SR3 has been found to work well on upscaling portraits and natural images. When used to do 8x upscaling on faces, it has a “confusion rate” of nearly 50% while existing methods only go up to 34%, suggesting that the results are indeed photo-realistic.

Here are other portraits upscaled from low-resolution originals:

A selection of portraits upscaled from low-res originals by AI.

Once Google saw how effective SR3 was in upscaling photos, the company went a step further with a second approach called CDM, a class-conditional diffusion model.

“CDM is a class-conditional diffusion model trained on ImageNet data to generate high-resolution natural images,” Google writes. “Since ImageNet is a difficult, high-entropy dataset, we built CDM as a cascade of multiple diffusion models. This cascade approach involves chaining together multiple generative models over several spatial resolutions: one diffusion model that generates data at a low resolution, followed by a sequence of SR3 super-resolution diffusion models that gradually increase the resolution of the generated image to the highest resolution.”

Google has published a set of examples showing low-resolution photos upscaled in a cascade.
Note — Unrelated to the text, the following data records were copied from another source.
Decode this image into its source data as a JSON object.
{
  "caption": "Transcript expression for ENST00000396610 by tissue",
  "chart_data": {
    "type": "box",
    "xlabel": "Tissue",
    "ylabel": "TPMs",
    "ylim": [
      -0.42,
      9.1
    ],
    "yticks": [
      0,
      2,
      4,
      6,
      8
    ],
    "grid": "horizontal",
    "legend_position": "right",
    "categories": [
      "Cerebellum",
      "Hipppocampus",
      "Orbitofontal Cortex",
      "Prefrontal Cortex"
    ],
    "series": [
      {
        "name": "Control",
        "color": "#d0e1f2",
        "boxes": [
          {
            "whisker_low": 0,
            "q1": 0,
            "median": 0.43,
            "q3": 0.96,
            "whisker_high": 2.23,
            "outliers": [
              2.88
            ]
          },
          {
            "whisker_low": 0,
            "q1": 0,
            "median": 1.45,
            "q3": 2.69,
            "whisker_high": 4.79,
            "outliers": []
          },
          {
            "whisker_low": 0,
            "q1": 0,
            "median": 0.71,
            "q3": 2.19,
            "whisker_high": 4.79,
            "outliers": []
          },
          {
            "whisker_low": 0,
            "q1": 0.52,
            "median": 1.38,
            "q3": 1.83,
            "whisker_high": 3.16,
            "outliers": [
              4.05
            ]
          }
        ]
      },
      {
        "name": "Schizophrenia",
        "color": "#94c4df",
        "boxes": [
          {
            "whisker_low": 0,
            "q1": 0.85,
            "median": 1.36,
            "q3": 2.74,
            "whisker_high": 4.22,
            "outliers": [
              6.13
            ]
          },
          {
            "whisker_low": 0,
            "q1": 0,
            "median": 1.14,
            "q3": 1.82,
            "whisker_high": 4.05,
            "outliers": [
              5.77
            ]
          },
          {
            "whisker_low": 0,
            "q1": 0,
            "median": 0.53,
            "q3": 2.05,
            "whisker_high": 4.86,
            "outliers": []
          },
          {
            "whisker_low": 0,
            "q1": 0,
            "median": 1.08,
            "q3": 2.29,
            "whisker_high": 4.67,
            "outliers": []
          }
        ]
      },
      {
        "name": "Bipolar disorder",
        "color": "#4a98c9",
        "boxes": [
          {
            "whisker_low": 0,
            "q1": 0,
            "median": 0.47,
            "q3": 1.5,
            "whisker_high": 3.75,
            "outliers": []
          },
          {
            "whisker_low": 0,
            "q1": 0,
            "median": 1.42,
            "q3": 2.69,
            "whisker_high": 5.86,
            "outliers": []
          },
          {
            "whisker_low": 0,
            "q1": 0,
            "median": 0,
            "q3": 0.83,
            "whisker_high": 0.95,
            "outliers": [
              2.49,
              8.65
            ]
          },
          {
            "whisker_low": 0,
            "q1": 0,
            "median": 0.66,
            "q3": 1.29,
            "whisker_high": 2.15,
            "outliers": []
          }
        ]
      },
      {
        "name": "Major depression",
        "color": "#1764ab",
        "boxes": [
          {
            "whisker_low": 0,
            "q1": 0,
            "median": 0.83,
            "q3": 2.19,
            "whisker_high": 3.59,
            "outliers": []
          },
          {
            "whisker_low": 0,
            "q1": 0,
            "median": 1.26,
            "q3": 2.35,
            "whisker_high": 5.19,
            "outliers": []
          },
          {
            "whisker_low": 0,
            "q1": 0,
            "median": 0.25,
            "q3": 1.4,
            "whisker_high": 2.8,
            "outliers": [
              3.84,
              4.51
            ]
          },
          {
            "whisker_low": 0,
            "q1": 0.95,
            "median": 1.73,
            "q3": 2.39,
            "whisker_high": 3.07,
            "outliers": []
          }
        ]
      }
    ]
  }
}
A 32×32 photo can be enhanced to 64×64 and then 256×256. A 64×64 photo can be upscaled to 256×256 and then 1024×1024.

As you can see, the results are impressive and the final photos, despite having some errors (such as gaps in the frames of glasses), would likely pass as actual original photographs for most viewers at first glance.

“With SR3 and CDM, we have pushed the performance of diffusion models to state-of-the-art on super-resolution and class-conditional ImageNet generation benchmarks,” Google researchers write. “We are excited to further test the limits of diffusion models for a wide variety of generative modeling problems.”